Windows provide light and ventilation to a building as well as define its architectural style through their rhythm, pattern, size, proportion, and ratio of solids (walls) to voids (windows and doors). The variety of architectural styles and periods of construction within the Historic District provides a corresponding variation of window styles, types, and sizes.
Windows are a major character-defining feature on residential buildings. They may occur in regular intervals or in asymmetrical patterns. A house may also have windows that are all the same size or have a variety of types and sizes that give emphasis to certain parts of the building.
Historic buildings in the downtown commercial district are characterized by regularly spaced windows in their upper facade. These windows, in conjunction with their neighboring buildings, provide a pattern of openings in the wall of entire blocks. Windows in the front facade are often more decorative than the more utilitarian windows on side or rear elevations.
Types of Windows
Double-hung windows are the most common type of windows for most architectural styles. Double-hung sash varies by the number of panes in each sash, whether nine-over-nine, nine-over-six, six-over-six, two-over-two, one-over-one, three-over-one, and so on.
Leaded windows contain patterned designs of colored glass. They were popular during the Victorian period and early twentieth century.
Composite windows are groupings of windows such as a double-hung window flanked by leaded windows or a set of similar windows.
Dormer windows project from the roof of a house to provide light as well as increased floor and head space in a roof area.
Decorative windows come in many shapes and sizes, such as circles or diamonds.
Casement windows open on hinges rather than sliding within a frame, as double-hung windows do. They are often constructed of metal.
Sleeping porches have walls that are constructed almost entirely of windows. They are usually located on the rear elevation and often at the second-floor level although they also appear on side elevations and sometimes in front.
Foundation windows open into basements and tend to be smaller than windows on primary floors.
Vents are found in foundations, roofs, and gable ends and may have decorative screens or frames.
Maintenance and Repair
Windows are extremely vulnerable to weather because of their location and moving parts. They need to be carefully maintained as a consequence. If they are not painted at regular intervals(every three years is recommended), then the wood will crack, warp, and rot.
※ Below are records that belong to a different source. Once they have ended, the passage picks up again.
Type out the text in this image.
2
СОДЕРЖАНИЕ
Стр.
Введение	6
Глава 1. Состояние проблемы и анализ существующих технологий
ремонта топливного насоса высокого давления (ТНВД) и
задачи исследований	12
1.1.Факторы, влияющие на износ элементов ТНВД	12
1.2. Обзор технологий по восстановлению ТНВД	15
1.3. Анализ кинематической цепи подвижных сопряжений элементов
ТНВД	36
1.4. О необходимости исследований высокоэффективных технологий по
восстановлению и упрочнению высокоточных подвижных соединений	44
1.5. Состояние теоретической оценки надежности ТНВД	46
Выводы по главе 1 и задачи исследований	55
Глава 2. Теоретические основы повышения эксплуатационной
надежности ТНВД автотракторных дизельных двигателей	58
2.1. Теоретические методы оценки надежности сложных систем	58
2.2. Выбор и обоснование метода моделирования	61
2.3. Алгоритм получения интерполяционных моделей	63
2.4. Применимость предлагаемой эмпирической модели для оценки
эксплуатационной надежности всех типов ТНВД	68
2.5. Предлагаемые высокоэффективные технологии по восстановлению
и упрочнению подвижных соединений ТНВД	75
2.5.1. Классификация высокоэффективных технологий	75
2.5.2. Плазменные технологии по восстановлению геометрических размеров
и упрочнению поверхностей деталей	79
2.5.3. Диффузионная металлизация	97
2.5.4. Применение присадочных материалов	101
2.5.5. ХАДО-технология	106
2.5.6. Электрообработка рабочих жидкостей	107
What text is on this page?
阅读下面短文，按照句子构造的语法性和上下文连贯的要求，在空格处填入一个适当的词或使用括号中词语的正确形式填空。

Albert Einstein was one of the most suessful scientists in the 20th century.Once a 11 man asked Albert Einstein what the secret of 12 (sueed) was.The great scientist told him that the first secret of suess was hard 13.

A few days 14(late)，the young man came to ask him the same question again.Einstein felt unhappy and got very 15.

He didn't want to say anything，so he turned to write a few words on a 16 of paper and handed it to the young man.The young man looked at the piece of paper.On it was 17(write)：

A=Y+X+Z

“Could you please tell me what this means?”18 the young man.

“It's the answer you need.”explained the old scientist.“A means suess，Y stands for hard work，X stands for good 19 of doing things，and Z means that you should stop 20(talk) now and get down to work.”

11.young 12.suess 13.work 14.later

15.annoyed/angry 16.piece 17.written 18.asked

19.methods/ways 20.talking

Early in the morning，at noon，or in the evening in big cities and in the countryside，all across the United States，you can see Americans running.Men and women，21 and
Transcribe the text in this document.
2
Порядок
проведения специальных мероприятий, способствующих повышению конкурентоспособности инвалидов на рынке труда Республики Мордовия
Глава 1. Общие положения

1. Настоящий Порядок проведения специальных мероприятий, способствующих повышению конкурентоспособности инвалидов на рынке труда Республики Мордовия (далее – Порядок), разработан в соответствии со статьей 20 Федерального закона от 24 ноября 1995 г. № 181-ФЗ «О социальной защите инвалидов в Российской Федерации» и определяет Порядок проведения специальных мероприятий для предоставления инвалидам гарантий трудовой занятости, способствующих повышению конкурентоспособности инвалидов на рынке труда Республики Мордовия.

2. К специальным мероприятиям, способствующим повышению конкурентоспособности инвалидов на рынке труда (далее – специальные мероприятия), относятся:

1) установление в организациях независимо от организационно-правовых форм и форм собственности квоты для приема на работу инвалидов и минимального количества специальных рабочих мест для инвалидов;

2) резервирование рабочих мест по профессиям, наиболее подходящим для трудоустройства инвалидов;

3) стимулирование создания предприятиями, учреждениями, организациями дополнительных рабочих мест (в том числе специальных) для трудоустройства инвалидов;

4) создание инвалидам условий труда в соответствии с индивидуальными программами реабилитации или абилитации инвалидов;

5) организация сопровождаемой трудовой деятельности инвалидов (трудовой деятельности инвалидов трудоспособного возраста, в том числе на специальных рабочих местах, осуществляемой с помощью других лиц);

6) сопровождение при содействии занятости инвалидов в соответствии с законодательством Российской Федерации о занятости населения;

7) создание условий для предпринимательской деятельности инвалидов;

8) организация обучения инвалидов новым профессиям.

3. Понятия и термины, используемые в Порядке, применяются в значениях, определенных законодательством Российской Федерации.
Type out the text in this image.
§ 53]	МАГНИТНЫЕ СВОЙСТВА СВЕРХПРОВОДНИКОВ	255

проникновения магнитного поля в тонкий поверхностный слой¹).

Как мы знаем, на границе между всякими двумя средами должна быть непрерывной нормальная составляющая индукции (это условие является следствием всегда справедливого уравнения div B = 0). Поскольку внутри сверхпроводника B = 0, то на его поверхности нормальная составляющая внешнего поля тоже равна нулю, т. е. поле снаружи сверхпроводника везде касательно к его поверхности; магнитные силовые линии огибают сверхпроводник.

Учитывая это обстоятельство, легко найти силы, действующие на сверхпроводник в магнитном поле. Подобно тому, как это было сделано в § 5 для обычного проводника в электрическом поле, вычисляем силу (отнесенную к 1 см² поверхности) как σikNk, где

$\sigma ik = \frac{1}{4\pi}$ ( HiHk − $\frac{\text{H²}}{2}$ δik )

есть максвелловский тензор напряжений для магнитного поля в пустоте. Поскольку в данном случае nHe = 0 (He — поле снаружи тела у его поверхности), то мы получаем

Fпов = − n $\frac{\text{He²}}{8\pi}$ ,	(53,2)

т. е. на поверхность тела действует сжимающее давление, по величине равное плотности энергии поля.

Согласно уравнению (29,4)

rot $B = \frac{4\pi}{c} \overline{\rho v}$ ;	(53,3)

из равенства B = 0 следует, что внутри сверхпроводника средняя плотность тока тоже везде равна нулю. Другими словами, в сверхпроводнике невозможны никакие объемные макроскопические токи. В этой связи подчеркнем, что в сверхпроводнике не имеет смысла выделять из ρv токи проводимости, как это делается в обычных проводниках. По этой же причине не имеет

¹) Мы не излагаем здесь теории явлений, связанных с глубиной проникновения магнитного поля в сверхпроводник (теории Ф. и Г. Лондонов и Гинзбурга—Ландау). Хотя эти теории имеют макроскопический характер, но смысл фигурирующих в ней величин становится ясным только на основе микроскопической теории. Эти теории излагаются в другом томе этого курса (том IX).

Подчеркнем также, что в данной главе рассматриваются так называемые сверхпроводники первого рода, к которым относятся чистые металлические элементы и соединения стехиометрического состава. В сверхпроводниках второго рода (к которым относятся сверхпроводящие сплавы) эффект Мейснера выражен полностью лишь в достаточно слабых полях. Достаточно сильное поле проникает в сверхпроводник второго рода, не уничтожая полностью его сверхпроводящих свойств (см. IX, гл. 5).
Sills, lintels, surrounds, and hoods - although they may be constructed of other materials such as brick, concrete, stone, or metal - will also fail if not porperly maintained.
1. Retain original windows.
2. Keep painted surfaces well painted.
3. Avoid water infiltration by ensuring caulk and glazing putty are intact and in good condition.
4. Ensure sills slope away from the building so water will run off rather than forming puddles.
5. Repair original windows by patching, splicing, consolidating, or reinforcing. Wood may appear to be rotten because of peeling paint or separation of joints, yet still be sound and able to be repaired. Rotted parts can be replaced, as necessary, without replacing the entire window.
6. Windows should only be replaced when they are missing or beyond repair. Replacement should be based on physical evidence and photo documentation rather than the availability of stock windows or windows from other buildings. Avoid changing the physical and visual characteristics of windows by using inappropriate materials or finishes that alter the sash, depth of reveal, muntin configuration, glazing, or appearance of the frame.
7. Avoid changing the number, location, size, or glazing pattern of a building's windows by cutting new openings, enlarging existing openings, blocking in windows, or installing replacement sash that does not fit the window opening.
8. Uncover and repair covered-up windows. If a window is no longer needed for its intended use, it should be retained (even if the interior opening is covered). In these instances, the glass can be frosted or painted black, or the window shuttered so it appears from the exterior to be used.
9. Reuse servicable window hardware and locks, as practicable.
10. Avoid trying to make a building look older than it is by installing windows that are from an earlier period of construction.
1. Improve a building's thermal efficiency with weather stripping, storm windows, and caulking.
2. If interior storm windows are used, ensure they have air-tight gaskets, ventilating holes, and/or removable clips, to allow proper maintenance and to avoid condensation damage.
3. If exterior storm windows are used, ensure they do not damage or obscure the windows and frames. The storm window divisions should match the underlying window divisions.
4. Ensure exterior storm windows have a baked-on enamel finish rather than an aluminum colored finish.
5. Do not replace original sash with new thermal sash.
6. Do not replace windows or transom lights with fixed thermal glazing.
1. Ensure a new building's ratio of solids (walls) to voids (windows and doors) is compatible and relates to neighboring buildings.
2. Ensure the rhythm and placement of a new building's windows relates to neighboring buildings.
3. Ensure the proportion of a new building's windows is compatible with neighboring buildings. Most residential windows, for example, are higher than they are wide (vertical proportion) as are the upper floor windows of most downtown commercial buildings. On the other hand, individual vertical windows may be grouped to form composite windows that have a horizontal proportion.
4. New window types should reflect those types found in the Historic District.
5. New windows should be constructed of wood or metal. Unfinished aluminum is not recommended.